定番ブレイクビーツ⑩〈Long Red〉12選

ヒップホップ
ヒップホップブレイクビーツ

〈連想第124回〉

定番ブレイクビーツを連続して取り上げています。

今回はヒップホップにおけるサンプリングソースの最定番、最もサンプリングされていると言っても過言ではないロックバンド「マウンテン」の「long red」を取り上げます。

70年代のハードロックを代表するバンド「マウンテン」が、1969年にウッドストックでのライヴ演奏を収録した1972年リリースのアルバム「mountain live」に収録されています。

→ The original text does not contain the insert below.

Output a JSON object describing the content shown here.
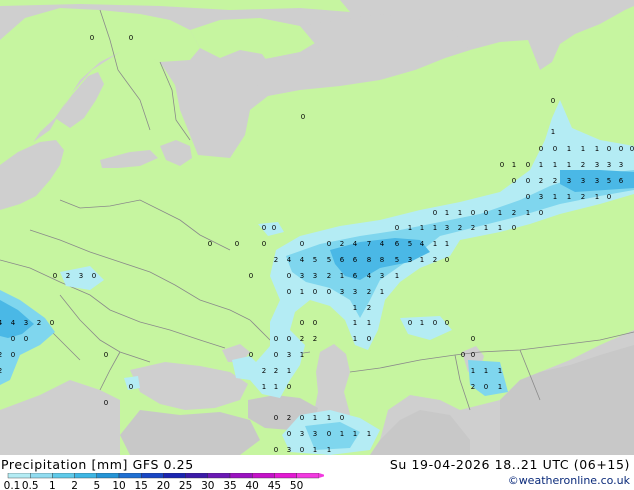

最もサンプリングされているとは言っても、それはブレイクビーツとしてよりも声ネタとして使用されていることがものすごく多く、気づかないうちに一度は耳にしたことがあるのではないでしょうか。

それは、冒頭のドラムに続くイントロのシャウト「Y’out there?
Louder!Well, clap your hands to what he’s doing On tempo, yeah
Yeah」の個所がそれこそ無数にサンプリングされているからです。

今回は声ネタとして使われているものではなく、純粋にドラムのみ使われている曲を取り上げます。

1 Pete Rock & C.L. Smooth – Return Of The Mecca(1992)

「long red」のドラムを多用したプロデューサーとして真っ先に思い浮かぶのが「ピート・ロック」です。

特に名盤1stアルバム「mecca and soul brother」を始めとした初期の作品については、その大部分がロングレッド使いと言っても過言ではないほど多用されています。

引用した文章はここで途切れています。